Пришелец уже вовсю изготовился опрокинуть в пасть вращающуюся жидкость, когда я не сдержался и строго сказал:
— Отдай мой журнал и возьми стакан, Иуда!
— На-кась, тля, выкуси! — сказал Иуда, но все-таки вылил боржоми не в глотку, а себе на курчавую башку.
— Ax! — с восхищением сказала сиреневая девушка и потеребила «молнию» на своих беленьких джинсах.
Воркутянин фыркнул, встряхнулся, удачно поставил на стол уполовиненную бутылку и вдруг узрел зажигалку.

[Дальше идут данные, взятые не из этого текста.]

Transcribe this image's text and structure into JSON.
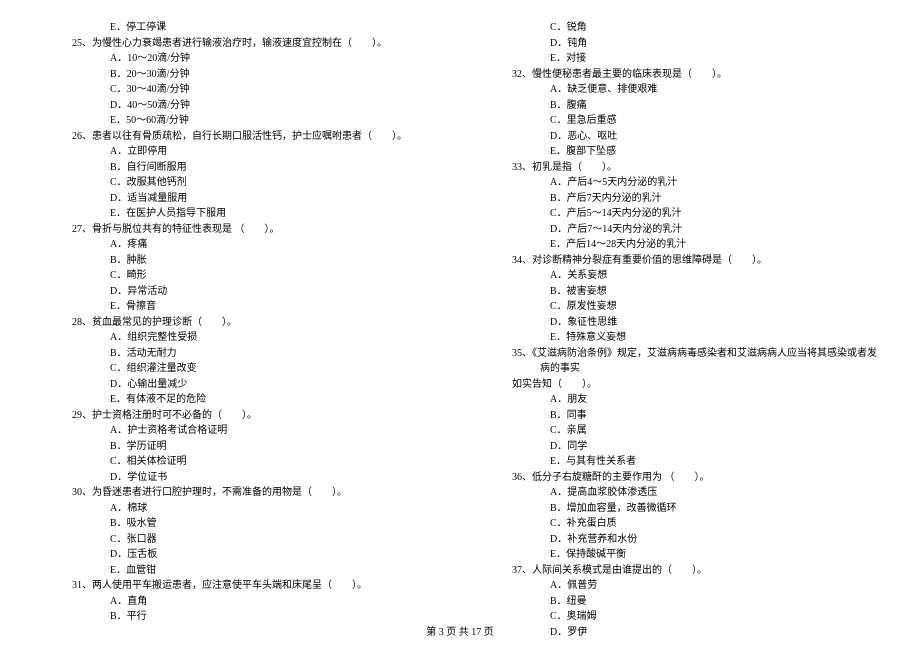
{
  "left": {
    "opt_24e": "E．停工停课",
    "q25": "25、为慢性心力衰竭患者进行输液治疗时，输液速度宜控制在（　　）。",
    "q25a": "A．10～20滴/分钟",
    "q25b": "B．20～30滴/分钟",
    "q25c": "C．30～40滴/分钟",
    "q25d": "D．40～50滴/分钟",
    "q25e": "E．50～60滴/分钟",
    "q26": "26、患者以往有骨质疏松，自行长期口服活性钙，护士应嘱咐患者（　　）。",
    "q26a": "A．立即停用",
    "q26b": "B．自行间断服用",
    "q26c": "C．改服其他钙剂",
    "q26d": "D．适当减量服用",
    "q26e": "E．在医护人员指导下服用",
    "q27": "27、骨折与脱位共有的特征性表现是 （　　）。",
    "q27a": "A．疼痛",
    "q27b": "B．肿胀",
    "q27c": "C．畸形",
    "q27d": "D．异常活动",
    "q27e": "E．骨擦音",
    "q28": "28、贫血最常见的护理诊断（　　）。",
    "q28a": "A．组织完整性受损",
    "q28b": "B．活动无耐力",
    "q28c": "C．组织灌注量改变",
    "q28d": "D．心输出量减少",
    "q28e": "E．有体液不足的危险",
    "q29": "29、护士资格注册时可不必备的（　　）。",
    "q29a": "A．护士资格考试合格证明",
    "q29b": "B．学历证明",
    "q29c": "C．相关体检证明",
    "q29d": "D．学位证书",
    "q30": "30、为昏迷患者进行口腔护理时，不需准备的用物是（　　）。",
    "q30a": "A．棉球",
    "q30b": "B．吸水管",
    "q30c": "C．张口器",
    "q30d": "D．压舌板",
    "q30e": "E．血管钳",
    "q31": "31、两人使用平车搬运患者，应注意使平车头端和床尾呈（　　）。",
    "q31a": "A．直角",
    "q31b": "B．平行"
  },
  "right": {
    "q31c": "C．锐角",
    "q31d": "D．钝角",
    "q31e": "E．对接",
    "q32": "32、慢性便秘患者最主要的临床表现是（　　）。",
    "q32a": "A．缺乏便意、排便艰难",
    "q32b": "B．腹痛",
    "q32c": "C．里急后重感",
    "q32d": "D．恶心、呕吐",
    "q32e": "E．腹部下坠感",
    "q33": "33、初乳是指（　　）。",
    "q33a": "A．产后4～5天内分泌的乳汁",
    "q33b": "B．产后7天内分泌的乳汁",
    "q33c": "C．产后5～14天内分泌的乳汁",
    "q33d": "D．产后7～14天内分泌的乳汁",
    "q33e": "E．产后14～28天内分泌的乳汁",
    "q34": "34、对诊断精神分裂症有重要价值的思维障碍是（　　）。",
    "q34a": "A．关系妄想",
    "q34b": "B．被害妄想",
    "q34c": "C．原发性妄想",
    "q34d": "D．象征性思维",
    "q34e": "E．特殊意义妄想",
    "q35": "35、《艾滋病防治条例》规定，艾滋病病毒感染者和艾滋病病人应当将其感染或者发病的事实",
    "q35_cont": "如实告知（　　）。",
    "q35a": "A．朋友",
    "q35b": "B．同事",
    "q35c": "C．亲属",
    "q35d": "D．同学",
    "q35e": "E．与其有性关系者",
    "q36": "36、低分子右旋糖酐的主要作用为 （　　）。",
    "q36a": "A．提高血浆胶体渗透压",
    "q36b": "B．增加血容量，改善微循环",
    "q36c": "C．补充蛋白质",
    "q36d": "D．补充营养和水份",
    "q36e": "E．保持酸碱平衡",
    "q37": "37、人际间关系模式是由谁提出的（　　）。",
    "q37a": "A．佩普劳",
    "q37b": "B．纽曼",
    "q37c": "C．奥瑞姆",
    "q37d": "D．罗伊"
  },
  "footer": "第 3 页 共 17 页"
}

— Моя! Моя! — радостно воскликнул он. — Вот те крест, думал, потерял поджиг! Бабуля подарила на день рождения… В самый еще нэп ее сготовили… Кулаки, тля, ею колхозы поджигали… Через то и в Сибирь попали. А надпись на ней: «Люсеньке от Розочки»! Ни хрена керосином не воняет — ни-ни! — колпачок, тля, плотный! Ну а коли колпачок сымешь — тут держись! За ентот, за воздух, тля, держись! Тут, на-кась, выкуси!..
Тут из динамиков раздалось: «До отхода поезда остается пять минут, просьба к провожающим…» — ну и так далее, а затем опять включилась бодро-траурная музыка.
— Лезь, тля, на свою ракету-носитель, — весело-миролюбиво посоветовал я воркутянину. (И, как скоро выяснилось, на свою голову посоветовал — в прямом смысле этих переносных слов.)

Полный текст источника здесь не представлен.